Ce détroit stratégique, par lequel transitait avant la guerre au Moyen-Orient un cinquième du commerce mondial d'hydrocarbures, est à nouveau verrouillé par l'Iran depuis plus d'une semaine, après la reprise des hostilités avec les Etats-Unis. Ces derniers, en représailles, ont réimposé un blocus des ports iraniens.

Les Gardiens de la Révolution ont annoncé samedi avoir "stoppé" quatre navires qui tentaient de franchir sans leur autorisation le détroit où, toujours selon Téhéran, deux pétroliers ont par ailleurs sauté sur des mines.

"Au cours des dernières heures, quatre navires en infraction, soutenus par l'armée terroriste américaine, ont tenté de traverser le détroit d'Ormuz, et les quatre navires ont été stoppés sur place lors d'une opération combinée de missiles et de drones", ont déclaré les Gardiens, cités par la télévision d'Etat.

"Deux pétroliers, qui tentaient de traverser le champ de mines situé au sud du détroit d'Ormuz, trompés par les services de renseignement américains, ont explosé et pris feu", ont-ils également indiqué, selon Irna, sans préciser la nationalité des navires ni s'il y avait des victimes.

Le Commandement de l'armée américaine pour le Moyen-Orient (Centcom) a démenti. "Comme la plupart des revendications du Corps des gardiens de la Révolution islamique, ceci est faux", ont-ils écrit sur X, sans fournir plus d'explications.

Les affrontements ont repris le 7 juillet après des attaques iraniennes contre des navires dans le Golfe.
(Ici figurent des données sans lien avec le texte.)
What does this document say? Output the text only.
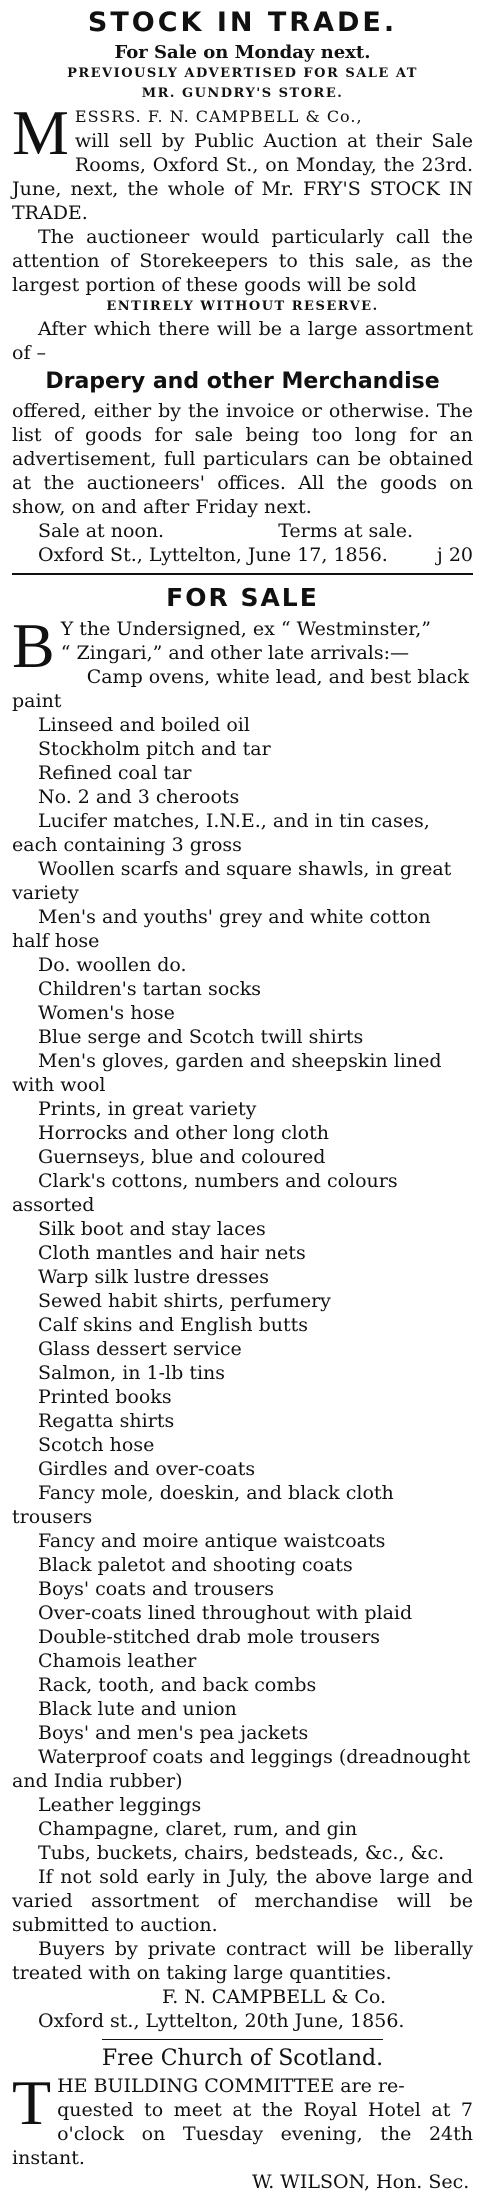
STOCK IN TRADE.
For Sale on Monday next.
PREVIOUSLY ADVERTISED FOR SALE AT
MR. GUNDRY'S STORE.
M ESSRS. F. N. CAMPBELL & Co.,
will sell by Public Auction at their Sale Rooms, Oxford St., on Monday, the 23rd. June, next, the whole of Mr. FRY'S STOCK IN TRADE.
The auctioneer would particularly call the attention of Storekeepers to this sale, as the largest portion of these goods will be sold
ENTIRELY WITHOUT RESERVE.
After which there will be a large assortment of –
Drapery and other Merchandise
offered, either by the invoice or otherwise. The list of goods for sale being too long for an advertisement, full particulars can be obtained at the auctioneers' offices. All the goods on show, on and after Friday next.
Sale at noon.	Terms at sale.
Oxford St., Lyttelton, June 17, 1856.	j 20
FOR SALE
B Y the Undersigned, ex “ Westminster,”
“ Zingari,” and other late arrivals:—
Camp ovens, white lead, and best black paint
Linseed and boiled oil
Stockholm pitch and tar
Refined coal tar
No. 2 and 3 cheroots
Lucifer matches, I.N.E., and in tin cases, each containing 3 gross
Woollen scarfs and square shawls, in great variety
Men's and youths' grey and white cotton half hose
Do. woollen do.
Children's tartan socks
Women's hose
Blue serge and Scotch twill shirts
Men's gloves, garden and sheepskin lined with wool
Prints, in great variety
Horrocks and other long cloth
Guernseys, blue and coloured
Clark's cottons, numbers and colours assorted
Silk boot and stay laces
Cloth mantles and hair nets
Warp silk lustre dresses
Sewed habit shirts, perfumery
Calf skins and English butts
Glass dessert service
Salmon, in 1-lb tins
Printed books
Regatta shirts
Scotch hose
Girdles and over-coats
Fancy mole, doeskin, and black cloth trousers
Fancy and moire antique waistcoats
Black paletot and shooting coats
Boys' coats and trousers
Over-coats lined throughout with plaid
Double-stitched drab mole trousers
Chamois leather
Rack, tooth, and back combs
Black lute and union
Boys' and men's pea jackets
Waterproof coats and leggings (dreadnought and India rubber)
Leather leggings
Champagne, claret, rum, and gin
Tubs, buckets, chairs, bedsteads, &c., &c.
If not sold early in July, the above large and varied assortment of merchandise will be submitted to auction.
Buyers by private contract will be liberally treated with on taking large quantities.
F. N. CAMPBELL & Co.
Oxford st., Lyttelton, 20th June, 1856.
Free Church of Scotland.
T HE BUILDING COMMITTEE are re-
quested to meet at the Royal Hotel at 7 o'clock on Tuesday evening, the 24th instant.
W. WILSON, Hon. Sec.
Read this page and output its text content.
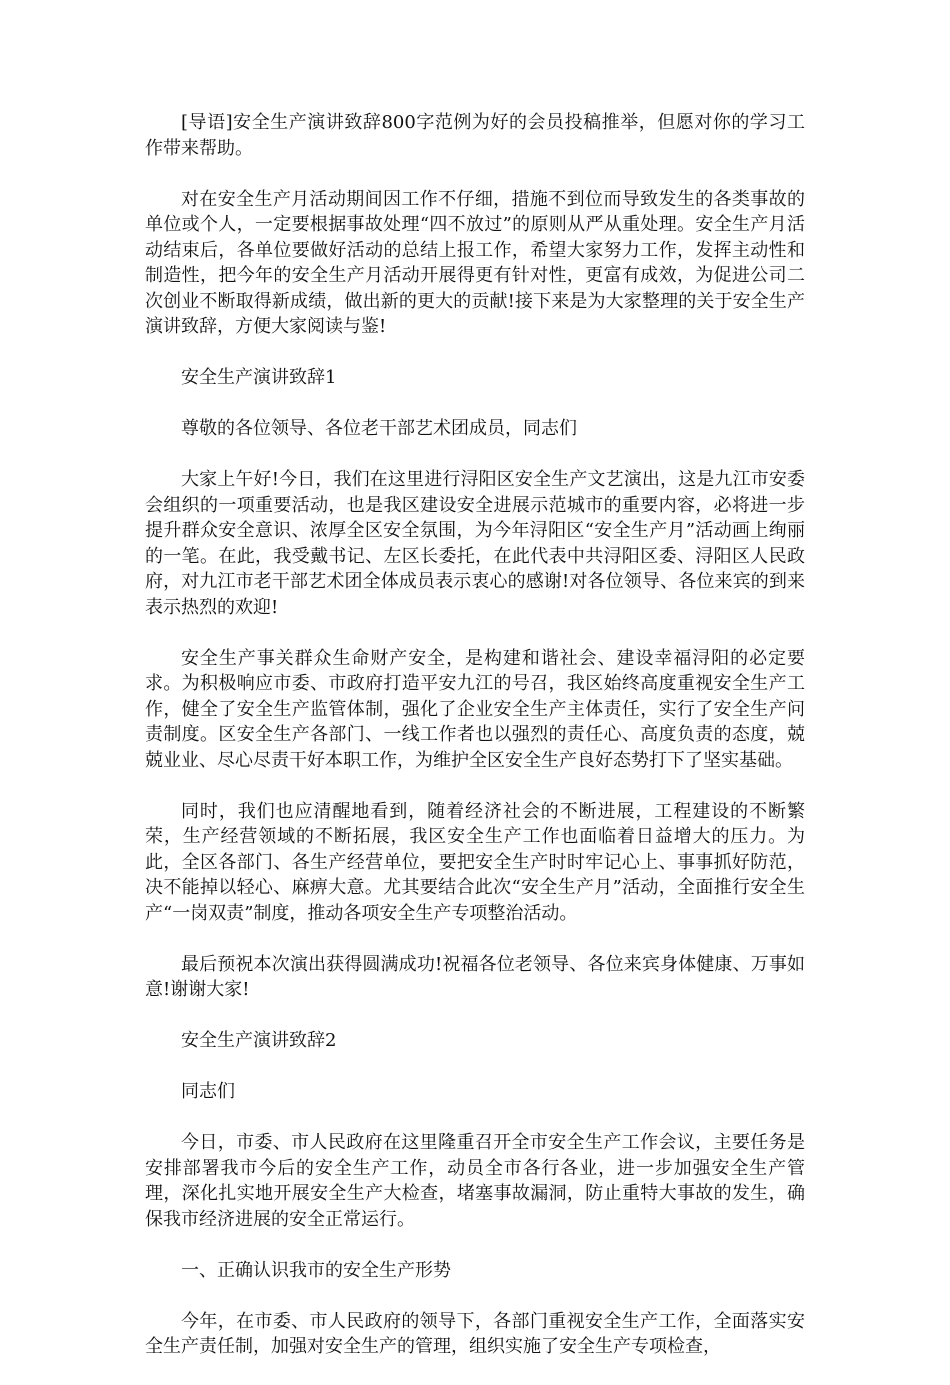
[导语]安全生产演讲致辞800字范例为好的会员投稿推举，但愿对你的学习工作带来帮助。

对在安全生产月活动期间因工作不仔细，措施不到位而导致发生的各类事故的单位或个人，一定要根据事故处理“四不放过”的原则从严从重处理。安全生产月活动结束后，各单位要做好活动的总结上报工作，希望大家努力工作，发挥主动性和制造性，把今年的安全生产月活动开展得更有针对性，更富有成效，为促进公司二次创业不断取得新成绩，做出新的更大的贡献!接下来是为大家整理的关于安全生产演讲致辞，方便大家阅读与鉴!

安全生产演讲致辞1

尊敬的各位领导、各位老干部艺术团成员，同志们

大家上午好!今日，我们在这里进行浔阳区安全生产文艺演出，这是九江市安委会组织的一项重要活动，也是我区建设安全进展示范城市的重要内容，必将进一步提升群众安全意识、浓厚全区安全氛围，为今年浔阳区“安全生产月”活动画上绚丽的一笔。在此，我受戴书记、左区长委托，在此代表中共浔阳区委、浔阳区人民政府，对九江市老干部艺术团全体成员表示衷心的感谢!对各位领导、各位来宾的到来表示热烈的欢迎!

安全生产事关群众生命财产安全，是构建和谐社会、建设幸福浔阳的必定要求。为积极响应市委、市政府打造平安九江的号召，我区始终高度重视安全生产工作，健全了安全生产监管体制，强化了企业安全生产主体责任，实行了安全生产问责制度。区安全生产各部门、一线工作者也以强烈的责任心、高度负责的态度，兢兢业业、尽心尽责干好本职工作，为维护全区安全生产良好态势打下了坚实基础。

同时，我们也应清醒地看到，随着经济社会的不断进展，工程建设的不断繁荣，生产经营领域的不断拓展，我区安全生产工作也面临着日益增大的压力。为此，全区各部门、各生产经营单位，要把安全生产时时牢记心上、事事抓好防范，决不能掉以轻心、麻痹大意。尤其要结合此次“安全生产月”活动，全面推行安全生产“一岗双责”制度，推动各项安全生产专项整治活动。

最后预祝本次演出获得圆满成功!祝福各位老领导、各位来宾身体健康、万事如意!谢谢大家!

安全生产演讲致辞2

同志们

今日，市委、市人民政府在这里隆重召开全市安全生产工作会议，主要任务是安排部署我市今后的安全生产工作，动员全市各行各业，进一步加强安全生产管理，深化扎实地开展安全生产大检查，堵塞事故漏洞，防止重特大事故的发生，确保我市经济进展的安全正常运行。

一、正确认识我市的安全生产形势

今年，在市委、市人民政府的领导下，各部门重视安全生产工作，全面落实安全生产责任制，加强对安全生产的管理，组织实施了安全生产专项检查，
Les frappes menées depuis sont sans précédent depuis le cessez-le-feu d'avril.

Déclenché le 28 février par des bombardements israélo-américains contre l'Iran, le conflit a fait des milliers de morts, principalement en Iran et au Liban, et n'en finit pas d'ébranler l'économie mondiale.

"Le détroit d'Ormuz est en train de devenir un piège pour les deux belligérants. La logique de l'escalade leur échappe de plus en plus", a analysé David Khalfa, spécialiste du Moyen-Orient à la Fondation Jean-Jaurès, en soulignant le "risque d'une confrontation régionale plus large".